Matthey Yglesias laments the absence of a second Al Gore candidacy (“The Case for Gore,” TheAtlantic.com, 14 December 2007):
Gore hits the sweet spot of experience and vision in a way that nobody else can. What’s more, a person who’s in a position to be a viable presidential candidate and who believes the things Gore says he believes almost has a duty to run, a duty that I’m sad he hasn’t seen fit to take up.
In 2000 I think a lot of Democrats settled for Gore. He was, for me, the ideal candidate. A bland technocrat is exactly what I want in a president. A book that nags at me constantly is Mismanaging America: The Rise of the Anti-Analytic Presidency by Walter Williams. One blurb of the book reads,
An American president must be a master of two arts: politics and management. According to Willians, no president since Dwight Eisenhower has been a top manager.
I think this is pretty close.

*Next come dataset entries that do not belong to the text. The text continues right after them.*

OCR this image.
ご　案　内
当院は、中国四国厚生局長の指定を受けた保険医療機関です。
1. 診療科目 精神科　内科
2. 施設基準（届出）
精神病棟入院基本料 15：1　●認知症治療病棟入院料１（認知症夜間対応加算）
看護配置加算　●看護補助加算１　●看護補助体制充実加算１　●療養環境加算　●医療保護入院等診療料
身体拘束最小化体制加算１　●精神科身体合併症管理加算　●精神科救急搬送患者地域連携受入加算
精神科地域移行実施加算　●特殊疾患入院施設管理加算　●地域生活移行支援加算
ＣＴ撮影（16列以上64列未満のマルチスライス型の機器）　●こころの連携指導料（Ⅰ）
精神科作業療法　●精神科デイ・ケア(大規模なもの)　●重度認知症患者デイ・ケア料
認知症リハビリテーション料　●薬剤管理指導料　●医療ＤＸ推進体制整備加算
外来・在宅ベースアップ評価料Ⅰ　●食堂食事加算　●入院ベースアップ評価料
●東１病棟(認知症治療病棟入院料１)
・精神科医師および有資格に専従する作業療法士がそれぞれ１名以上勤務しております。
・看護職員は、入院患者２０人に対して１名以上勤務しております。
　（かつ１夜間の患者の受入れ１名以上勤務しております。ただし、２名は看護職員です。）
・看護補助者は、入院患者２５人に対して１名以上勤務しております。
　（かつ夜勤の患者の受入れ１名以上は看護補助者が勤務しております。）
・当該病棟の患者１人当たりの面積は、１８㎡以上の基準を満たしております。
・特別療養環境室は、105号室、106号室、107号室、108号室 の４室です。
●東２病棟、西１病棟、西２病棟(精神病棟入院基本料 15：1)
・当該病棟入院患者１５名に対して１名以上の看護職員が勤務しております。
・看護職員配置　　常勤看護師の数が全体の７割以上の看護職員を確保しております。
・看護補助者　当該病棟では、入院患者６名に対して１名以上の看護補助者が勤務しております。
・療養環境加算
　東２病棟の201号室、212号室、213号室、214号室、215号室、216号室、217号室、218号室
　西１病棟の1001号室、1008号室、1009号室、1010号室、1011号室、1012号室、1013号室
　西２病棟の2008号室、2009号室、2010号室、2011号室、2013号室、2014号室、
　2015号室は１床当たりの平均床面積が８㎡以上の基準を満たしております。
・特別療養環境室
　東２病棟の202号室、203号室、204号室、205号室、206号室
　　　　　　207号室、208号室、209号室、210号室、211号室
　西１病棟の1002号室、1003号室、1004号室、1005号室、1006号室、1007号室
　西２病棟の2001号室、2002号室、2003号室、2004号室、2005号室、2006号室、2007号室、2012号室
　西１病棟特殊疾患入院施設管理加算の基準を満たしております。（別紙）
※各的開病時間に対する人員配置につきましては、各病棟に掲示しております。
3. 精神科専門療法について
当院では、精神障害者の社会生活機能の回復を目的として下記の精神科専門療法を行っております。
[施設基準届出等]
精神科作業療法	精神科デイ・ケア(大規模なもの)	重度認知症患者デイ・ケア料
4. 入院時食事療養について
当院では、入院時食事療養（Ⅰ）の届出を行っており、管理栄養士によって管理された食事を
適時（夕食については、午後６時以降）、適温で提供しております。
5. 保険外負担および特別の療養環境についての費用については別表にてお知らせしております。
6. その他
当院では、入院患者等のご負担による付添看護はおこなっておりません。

I’m not so pessimistic as Mr. Williams. I think there is a line of managerial presidents that includes Eisenhower, arguably Gerald Ford, and George Bush, Sr. A President Gore would have been a part of this lineage: technocratic, competent, hands on, detail oriented, dedicated to getting the small things right, steadfast to the facts of the matter, not necessarily good at the P.R. thing, eschewing the elaborate ideological pronouncement, ultimately a politician, but willing to alienate a key constituency when faced with a tough decision.
I tend to see George Bush, Sr. as a paragon here because he never made things politically difficult for Gorbachev when reveling in Cold War triumphalism might have been domestically expedient and because he went back on his “read my lips” promise when balancing the budget was at stake. In this regard I almost see his professed lack of the “vision thing” as charming; and ultimately all these things cost him the election. He did the right thing even when it conflicted with personal ambition.
For probably the last ten years now I have pretty much figured that my ideal president would expend a significant portion of their political capital on the bland and unrewarding task of rationalizing the budget. After Bill Clinton, I too am an Eisenhower Republican.
When Al Gore was denied the presidency by the Supreme Court in 2000, I think a lot of people imagined him coming back after a period to claim his rightful position, but history doesn’t always work out that way.